Baron had been divorced from a former wife, who was still living, on account of his adultery, and he was forbidden to marry again during her life. For several years before the trial, he had lived and cohabited with Matilda Fisher, had children by her, and called her his wife; but there was no direct or express proof that they were married. The defendant, in his answer, alleged that the piano belonged to her, and on the trial he offered her as a witness in his behalf. She was objected to by plaintiff, and excluded by the court, on the ground, that while she was not the lawful wife of Baron, her relations to him were such as to bring her within the principle excluding the wife. In this, I think, the County Court erred. As Baron could not contract a legal marriage (2 R.S., 147, § 49), his intercourse with the woman Fisher was adulterous and their children were illegitimate. She was in no sense recognized by the law as his wife. The exclusion of the wife, as a witness for or against her husband, depended, before the recent law, upon reasons of public policy, applicable solely to cases where the lawful relation of husband and wife existed. (Hasbrouck v. Vandervoort, 5 Seld., 153; People v.Mercien, 8 Paige, 50; Batsthews v. Golindo, 15 Eng. Com. Law., 88.) The rule was, that the witness was not to be excluded unless de jure the wife of the party.

I therefore reach the conclusion, upon both grounds, that there was error in the County Court, and that the judgment of the General Term must be affirmed. *547

SUTHERLAND, J., concurred with EARL, Ch. J.
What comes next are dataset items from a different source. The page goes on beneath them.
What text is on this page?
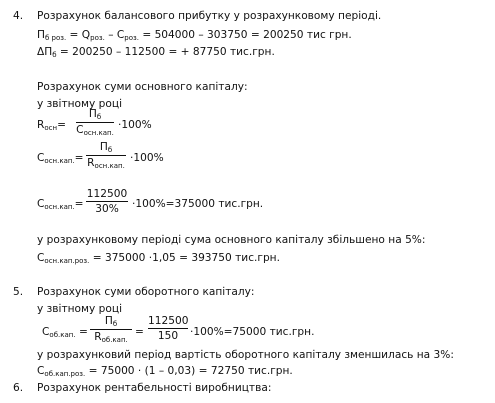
4. Розрахунок балансового прибутку у розрахунковому періоді.
Пб роз. = Qроз. – Сроз. = 504000 – 303750 = 200250 тис грн.
ΔПб = 200250 – 112500 = + 87750 тис.грн.
Розрахунок суми основного капіталу:
у звітному році
Rосн=
Пб
Сосн.кап.
·100%
Сосн.кап.=
Пб
Rосн.кап.
·100%
Сосн.кап.=
112500
30%	·100%=375000 тис.грн.
у розрахунковому періоді сума основного капіталу збільшено на 5%:
Сосн.кап.роз. = 375000 ·1,05 = 393750 тис.грн.
5. Розрахунок суми оборотного капіталу:
у звітному році
Соб.кап. =
Пб
Rоб.кап.
=
112500
150	·100%=75000 тис.грн.
у розрахунковий період вартість оборотного капіталу зменшилась на 3%:
Соб.кап.роз. = 75000 · (1 – 0,03) = 72750 тис.грн.
6. Розрахунок рентабельності виробництва:
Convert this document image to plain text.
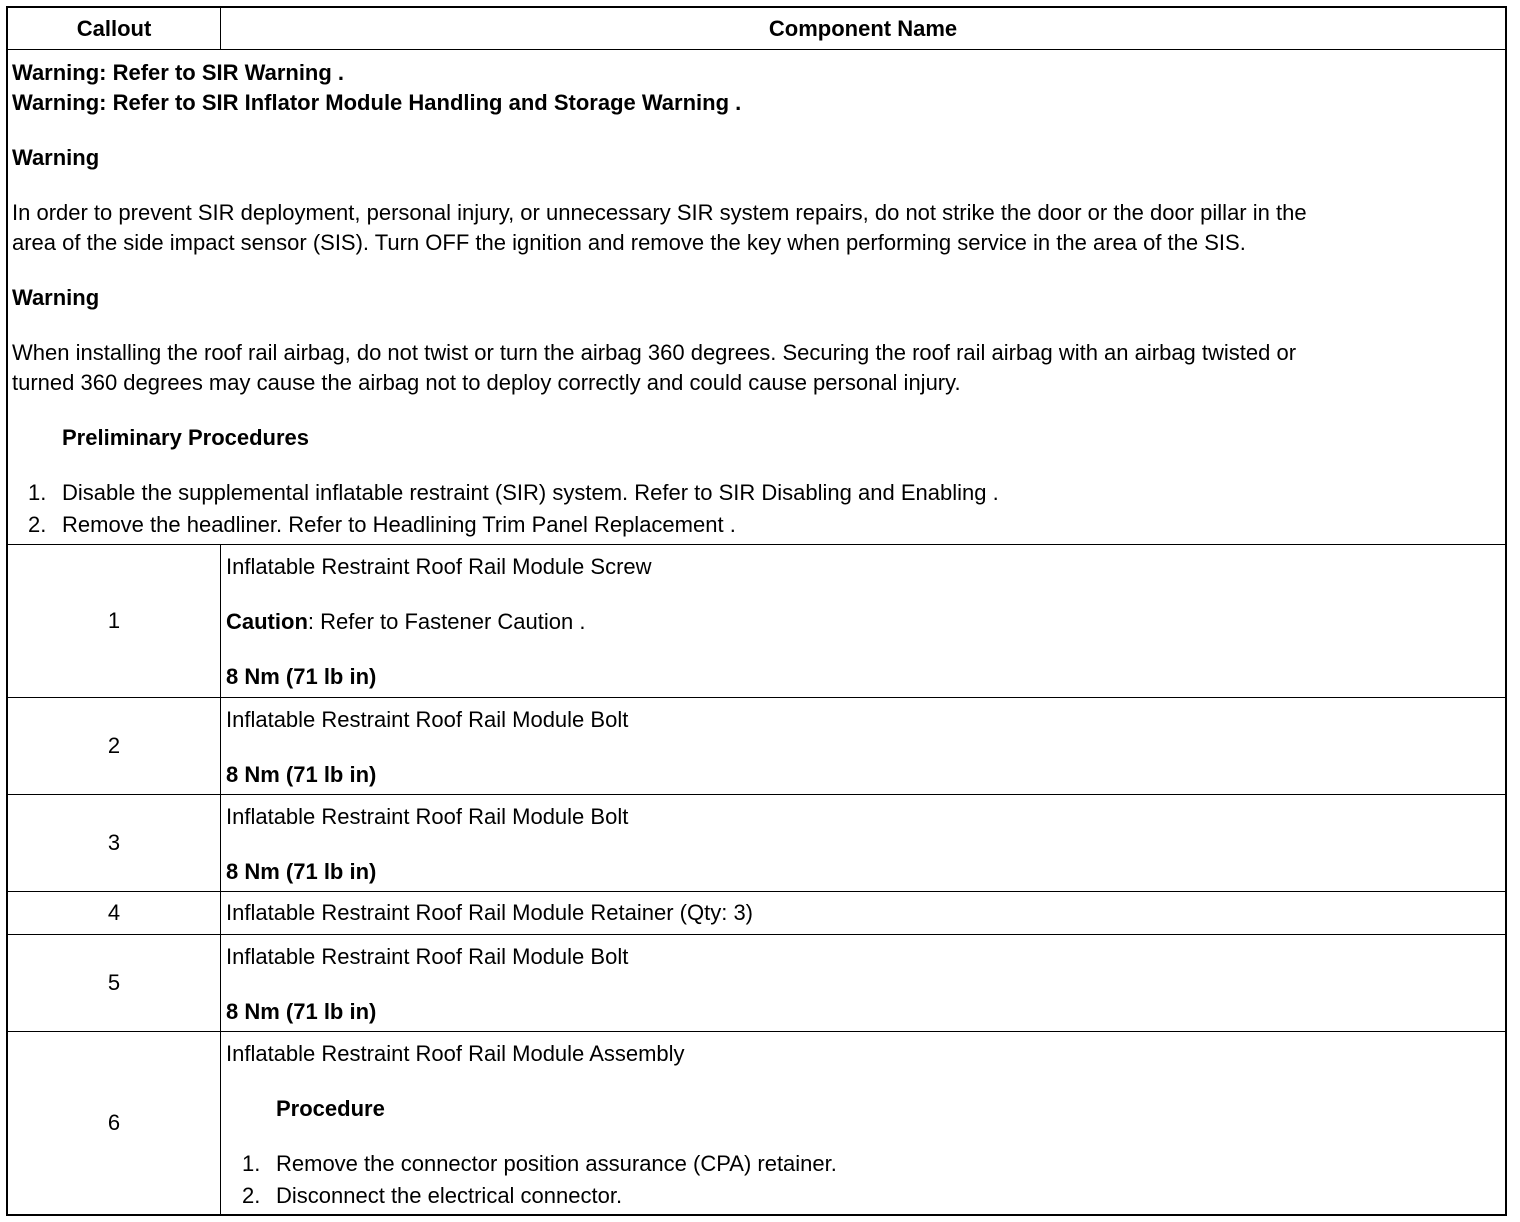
Callout	Component Name
Warning: Refer to SIR Warning .
Warning: Refer to SIR Inflator Module Handling and Storage Warning .
Warning
In order to prevent SIR deployment, personal injury, or unnecessary SIR system repairs, do not strike the door or the door pillar in the
area of the side impact sensor (SIS). Turn OFF the ignition and remove the key when performing service in the area of the SIS.
Warning
When installing the roof rail airbag, do not twist or turn the airbag 360 degrees. Securing the roof rail airbag with an airbag twisted or
turned 360 degrees may cause the airbag not to deploy correctly and could cause personal injury.
Preliminary Procedures
1. Disable the supplemental inflatable restraint (SIR) system. Refer to SIR Disabling and Enabling .
2. Remove the headliner. Refer to Headlining Trim Panel Replacement .
1
Inflatable Restraint Roof Rail Module Screw
Caution: Refer to Fastener Caution .
8 Nm (71 lb in)
2
Inflatable Restraint Roof Rail Module Bolt
8 Nm (71 lb in)
3
Inflatable Restraint Roof Rail Module Bolt
8 Nm (71 lb in)
4	Inflatable Restraint Roof Rail Module Retainer (Qty: 3)
5
Inflatable Restraint Roof Rail Module Bolt
8 Nm (71 lb in)
6
Inflatable Restraint Roof Rail Module Assembly
Procedure
1. Remove the connector position assurance (CPA) retainer.
2. Disconnect the electrical connector.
LOTT, J., thought that, if the affidavit properly stated the property to be worth but $100, the justice was not ousted of jurisdiction by its appearing that the property was in fact worth more than $100. He thought the statute made the jurisdiction of the justice depend exclusively upon the statement of value in the affidavit. He was, therefore, for an affirmance of the order of General Term, reversing the judgment of the County Court; but for modifying it, by ordering a new trial in the County Court.

FOSTER, HUNT, GROVER and INGALLS, JJ., concurring with LOTT that there should be a new trial in the County Court.

Judgment of the General Term affirmed, with the modification that there should be a new trial in the County Court.

SMITH, J., did not sit.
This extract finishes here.